Conditions on the Ground
How will the Supreme Court decision affect midsize orchestras? The Arkansas Symphony Orchestra, for example, is 46 years old and spends about $30,000 a year adding to its library. That’s 1 percent of its $3 million total budget. Although it couldn’t quite balance the books in 2009, the orchestra has broken even in the last two years.
“Thankfully,” says Christina Littlejohn, the orchestra’s executive director, “subscriptions are up, we’re seeing increased attendance — we dropped ticket prices — board member donations are up 300 percent, and both our musicians and our administrative staff took a pay cut. It’s a struggle and we’re looking at every penny.”

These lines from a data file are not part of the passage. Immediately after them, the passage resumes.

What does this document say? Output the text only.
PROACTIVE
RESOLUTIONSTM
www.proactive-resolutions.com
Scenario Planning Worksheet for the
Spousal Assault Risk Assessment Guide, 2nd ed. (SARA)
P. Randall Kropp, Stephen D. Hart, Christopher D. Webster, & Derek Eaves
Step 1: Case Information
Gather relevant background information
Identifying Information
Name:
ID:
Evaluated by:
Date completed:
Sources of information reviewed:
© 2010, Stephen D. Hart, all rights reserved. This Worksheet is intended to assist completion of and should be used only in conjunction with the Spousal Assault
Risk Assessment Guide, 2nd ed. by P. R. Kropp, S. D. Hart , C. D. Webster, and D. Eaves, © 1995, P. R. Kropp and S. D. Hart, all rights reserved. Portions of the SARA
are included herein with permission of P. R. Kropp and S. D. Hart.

Here is a recent dilemma. Following on that orchestra’s goal of providing both excitement and diversity, while honoring living composers — “we don’t want to limit the concert experience,” as Littlejohn put it — the question arose whether the orchestra could rent four copyrighted pieces. Two were by Michael Torke: Lucent Variations (1998) and the American premiere of Mojave, a concerto for marimba. The rental cost for each piece was about $2,000, for two performances.
The other two pieces were Pines of Rome (1924), by Ottorino Respighi, and the “Symphonic Dances” from Leonard Bernstein’s West Side Story. Each of those also rent for about $2,000.
“We’ve made the decision to do Torke,” says Littlejohn, “but now we’re wondering whether we can also do Pines and West Side Story. If we want to do 60 to 80 minutes of music we can’t do three pieces for that amount. You have to make a real mission-driven decision on something like this.” Depending on which three of the four they chose, the total time of the selections would be 60-80 minutes for $6,000. That's $75-$100 a minute on rentals alone for that concert.
Budget reality trumps artistic vision. While many people would think of Pines and Bernstein’s “Symphonic Dances” as standard repertory, they — like Gershwin’s American in Paris (1929), Copland’s Appalachian Spring (1946), Ravel’s Bolero (1929), and many other popular works — are still under copyright in the U.S. Imagine how these constraints affect lesser-known works and composers. You might ask: Why do rental fees have to be so high?
Profit and Principle
Addressing that question is Alan Jordan, the executive director of the Vermont Symphony Orchestra, which has a $1.5 million dollar annual budget and does 40 concerts a year.
“I share Mr. Golan’s frustrations with expensive rentals of copyrighted music,” Jordan wrote in an email, “but I am not convinced the exorbitant fees are solely because they are not in the public domain. The copyright holders of the rental music — the publishers — seem to take advantage of their exclusive position, unilaterally setting rates that price the works out of the reach of smaller orchestras. Contrary to Golan’s assertion, these fees are more painful than mosquito bites even to the largest orchestras. (The publishers have sliding fee scales based on a number of factors, including audience size, number of performances, etc.)
“That said, the premise of extending copyright protections for creators is not something I am against. Composers, authors, and their heirs deserve appropriate compensation. The question that lingers in my mind is, How much of the rental fee charged by the publisher actually gets back in the hands of the creator or their heirs?
“Bear in mind that live performances of copyrighted works usually require two fees: one for rental of the printed music, and a second to the appropriate performance rights organization (ASCAP, BMI, etc.). The same question raised above holds true for this second group.”